We won't tell you what the strategies are--that would be a "spoiler." Suffice it to say that this controversial topic promises to be lively. The Auburn team, comprised of  Olufemi Ajayi, Adekunle Adesanya, Julian Golec, Matt Burrows, Scott Clem and, Z. Ye and advised by David Held, will argue that neonicotinoids are causing the death of bees essential for pollinating our food crops, and will advocate that the use of neonicotinoids should end. UC Davis will take the opposing view.

The 2013 UC Davis team, also captained by Mohammad-Amir Aghaee, won the ESA championship.

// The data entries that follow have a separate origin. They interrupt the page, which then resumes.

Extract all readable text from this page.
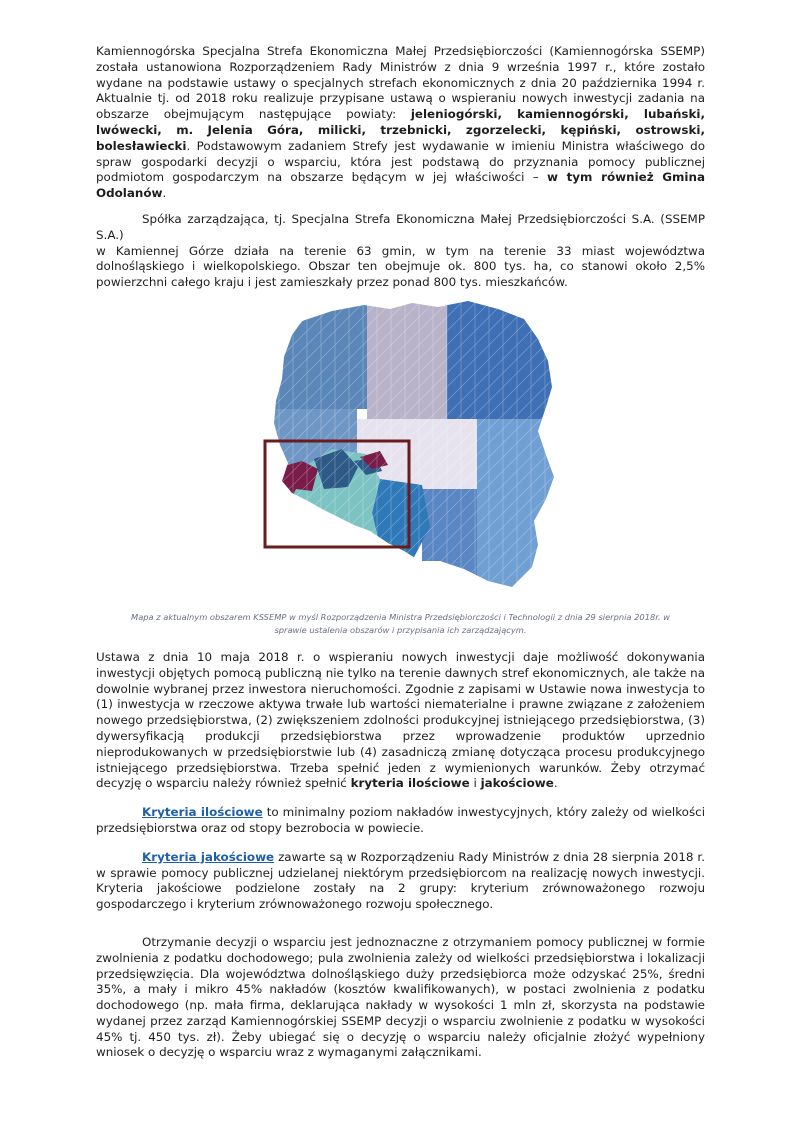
Kamiennogórska Specjalna Strefa Ekonomiczna Małej Przedsiębiorczości (Kamiennogórska SSEMP) została ustanowiona Rozporządzeniem Rady Ministrów z dnia 9 września 1997 r., które zostało wydane na podstawie ustawy o specjalnych strefach ekonomicznych z dnia 20 października 1994 r. Aktualnie tj. od 2018 roku realizuje przypisane ustawą o wspieraniu nowych inwestycji zadania na obszarze obejmującym następujące powiaty: jeleniogórski, kamiennogórski, lubański, lwówecki, m. Jelenia Góra, milicki, trzebnicki, zgorzelecki, kępiński, ostrowski, bolesławiecki. Podstawowym zadaniem Strefy jest wydawanie w imieniu Ministra właściwego do spraw gospodarki decyzji o wsparciu, która jest podstawą do przyznania pomocy publicznej podmiotom gospodarczym na obszarze będącym w jej właściwości – w tym również Gmina Odolanów.

Spółka zarządzająca, tj. Specjalna Strefa Ekonomiczna Małej Przedsiębiorczości S.A. (SSEMP S.A.)

w Kamiennej Górze działa na terenie 63 gmin, w tym na terenie 33 miast województwa dolnośląskiego i wielkopolskiego. Obszar ten obejmuje ok. 800 tys. ha, co stanowi około 2,5% powierzchni całego kraju i jest zamieszkały przez ponad 800 tys. mieszkańców.

Mapa z aktualnym obszarem KSSEMP w myśl Rozporządzenia Ministra Przedsiębiorczości i Technologii z dnia 29 sierpnia 2018r. w sprawie ustalenia obszarów i przypisania ich zarządzającym.

Ustawa z dnia 10 maja 2018 r. o wspieraniu nowych inwestycji daje możliwość dokonywania inwestycji objętych pomocą publiczną nie tylko na terenie dawnych stref ekonomicznych, ale także na dowolnie wybranej przez inwestora nieruchomości. Zgodnie z zapisami w Ustawie nowa inwestycja to (1) inwestycja w rzeczowe aktywa trwałe lub wartości niematerialne i prawne związane z założeniem nowego przedsiębiorstwa, (2) zwiększeniem zdolności produkcyjnej istniejącego przedsiębiorstwa, (3) dywersyfikacją produkcji przedsiębiorstwa przez wprowadzenie produktów uprzednio nieprodukowanych w przedsiębiorstwie lub (4) zasadniczą zmianę dotycząca procesu produkcyjnego istniejącego przedsiębiorstwa. Trzeba spełnić jeden z wymienionych warunków. Żeby otrzymać decyzję o wsparciu należy również spełnić kryteria ilościowe i jakościowe.

Kryteria ilościowe to minimalny poziom nakładów inwestycyjnych, który zależy od wielkości przedsiębiorstwa oraz od stopy bezrobocia w powiecie.

Kryteria jakościowe zawarte są w Rozporządzeniu Rady Ministrów z dnia 28 sierpnia 2018 r. w sprawie pomocy publicznej udzielanej niektórym przedsiębiorcom na realizację nowych inwestycji. Kryteria jakościowe podzielone zostały na 2 grupy: kryterium zrównoważonego rozwoju gospodarczego i kryterium zrównoważonego rozwoju społecznego.

Otrzymanie decyzji o wsparciu jest jednoznaczne z otrzymaniem pomocy publicznej w formie zwolnienia z podatku dochodowego; pula zwolnienia zależy od wielkości przedsiębiorstwa i lokalizacji przedsięwzięcia. Dla województwa dolnośląskiego duży przedsiębiorca może odzyskać 25%, średni 35%, a mały i mikro 45% nakładów (kosztów kwalifikowanych), w postaci zwolnienia z podatku dochodowego (np. mała firma, deklarująca nakłady w wysokości 1 mln zł, skorzysta na podstawie wydanej przez zarząd Kamiennogórskiej SSEMP decyzji o wsparciu zwolnienie z podatku w wysokości 45% tj. 450 tys. zł). Żeby ubiegać się o decyzję o wsparciu należy oficjalnie złożyć wypełniony wniosek o decyzję o wsparciu wraz z wymaganymi załącznikami.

They hope for a repeat.  They're good; they've won every match since 2011 except one.

Aghaee is deeply involved in ESA activities. A participant in the student debates and Linnean Games teams for four years, he also participates in the student 10-minute paper competitions, covering such topics as Lygus bug movements in bush beans, efficacy of Bacillus thuringiensis spp. galleriae against rice water weevil, and preliminary research on winter flooding effectiveness against rice water weevil. Last year he won first place for his winter flood presentation. 

Aghaee, whose major professor is Extension entomologist Larry Godfrey, is a fifth year Ph.D. candidate working on rice water weevil (Lissorhoptrus oryzophilus) management in California rice. The majority of Aghaee's dissertation research is dedicated toward developing alternative management options for growers. “I have examined the use of Bacillus thuringiensis spp. galleriae as a biopesticide for rice water weevil and explored the mechanisms of winter flooding rice fields as a cultural control against weevil larvae," Aghaee related. "I am currently examining the possible role of silicon augmentation as a means of increasing rice tolerance to weevil damage and the potential threat of Brown marmorated stinkbug (Halyomorpha halys) to California rice."

A Renaissance kind of guy, Aghaee has secondary interests in post-Renaissance European history and contemporary Middle Eastern politics.  He explores some of these themes in his freshman seminar titled "Bugs, Germs, and Steel: A History of Entomology in Warfare" where he and his colleagues teach students how basic scientific research and ecology has influenced human conflicts and technological progress.  Outside of entomology, his leisure activities include oil painting, language acquisition, and culinary specialization in Persian and Indo-Pakistani cuisines.